Ad annunciarlo, in mezzo a un coro di proteste, il premier giapponese Yoshihide Suga che, dopo aver incontrato i membri dell’esecutivo, ha formalizzato la decisione.

L’acqua di Fukushima, servita a raffreddare i reattori, è stata depurata di 62 radionuclidi ma non dal trizio, un isotopo radioattivo dell’idrogeno che continua a permanere negli oltre 1000 serbatoi di acciaio in cui è l'acqua è stoccata, e che ora sono accumulati nell’area adiacente l’impianto.

La manutenzione giornaliera della centrale di Fukushima genera l’equivalente di 140 tonnellate di acqua contaminata e si stima che nel 2022 i serbatoi saranno pieni.

Nel corso di questo ultimo decennio si sono studiate diverse ipotesi di smaltimento, senza mai arrivare a una soluzione condivisa, ed è così che la decisione di Tokyo di procedere con lo sversamento graduale di oltre 1,25 milioni di tonnellate di liquido contaminato da trizio nel mare, pone fine alle discussioni, aprendone però altre: il trizio, di per sé considerato poco nocivo, è molto dannoso per l’organismo umano se viene ingerito (e immaginiamo valga per tutti gli abitanti del mare ndr).

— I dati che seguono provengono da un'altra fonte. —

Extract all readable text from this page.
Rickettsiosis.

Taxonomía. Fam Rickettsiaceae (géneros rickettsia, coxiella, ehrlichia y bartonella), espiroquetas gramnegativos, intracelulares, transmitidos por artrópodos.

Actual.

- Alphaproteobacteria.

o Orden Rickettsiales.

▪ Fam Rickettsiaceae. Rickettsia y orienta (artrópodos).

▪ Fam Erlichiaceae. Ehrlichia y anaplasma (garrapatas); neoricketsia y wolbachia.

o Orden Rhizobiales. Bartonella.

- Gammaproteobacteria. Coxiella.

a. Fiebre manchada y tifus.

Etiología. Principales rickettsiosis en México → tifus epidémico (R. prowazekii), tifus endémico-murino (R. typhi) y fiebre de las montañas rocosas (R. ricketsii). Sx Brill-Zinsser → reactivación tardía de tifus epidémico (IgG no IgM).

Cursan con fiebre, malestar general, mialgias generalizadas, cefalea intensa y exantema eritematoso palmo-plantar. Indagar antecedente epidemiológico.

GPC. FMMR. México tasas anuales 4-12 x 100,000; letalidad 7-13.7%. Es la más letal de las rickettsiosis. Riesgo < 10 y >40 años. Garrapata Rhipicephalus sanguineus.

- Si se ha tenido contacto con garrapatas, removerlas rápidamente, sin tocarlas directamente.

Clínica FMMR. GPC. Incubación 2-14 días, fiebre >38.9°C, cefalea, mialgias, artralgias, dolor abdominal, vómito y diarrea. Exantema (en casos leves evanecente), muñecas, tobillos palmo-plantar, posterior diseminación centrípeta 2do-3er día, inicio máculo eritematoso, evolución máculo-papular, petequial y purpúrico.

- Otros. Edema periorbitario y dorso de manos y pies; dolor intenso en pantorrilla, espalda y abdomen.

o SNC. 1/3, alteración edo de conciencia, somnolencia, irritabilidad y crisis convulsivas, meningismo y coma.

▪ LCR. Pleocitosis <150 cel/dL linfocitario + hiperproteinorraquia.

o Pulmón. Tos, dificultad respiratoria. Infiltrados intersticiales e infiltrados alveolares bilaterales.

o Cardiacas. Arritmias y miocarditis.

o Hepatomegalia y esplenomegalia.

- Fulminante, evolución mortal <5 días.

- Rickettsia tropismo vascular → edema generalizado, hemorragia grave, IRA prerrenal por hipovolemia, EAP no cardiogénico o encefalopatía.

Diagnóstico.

Netta l’opposizione dell’opinione pubblica, dell’industria della pesca e dei rappresentanti dell’agricoltura locale, ma il premier pare irremovibile.

Così, mentre da un lato dell’emisfero si spinge per fare raccolta differenziata e ripulire i mari dalla plastica, dall’altra parte è iniziato il countdown a una delle azioni più controverse mai compiute a danno dell’ambiente.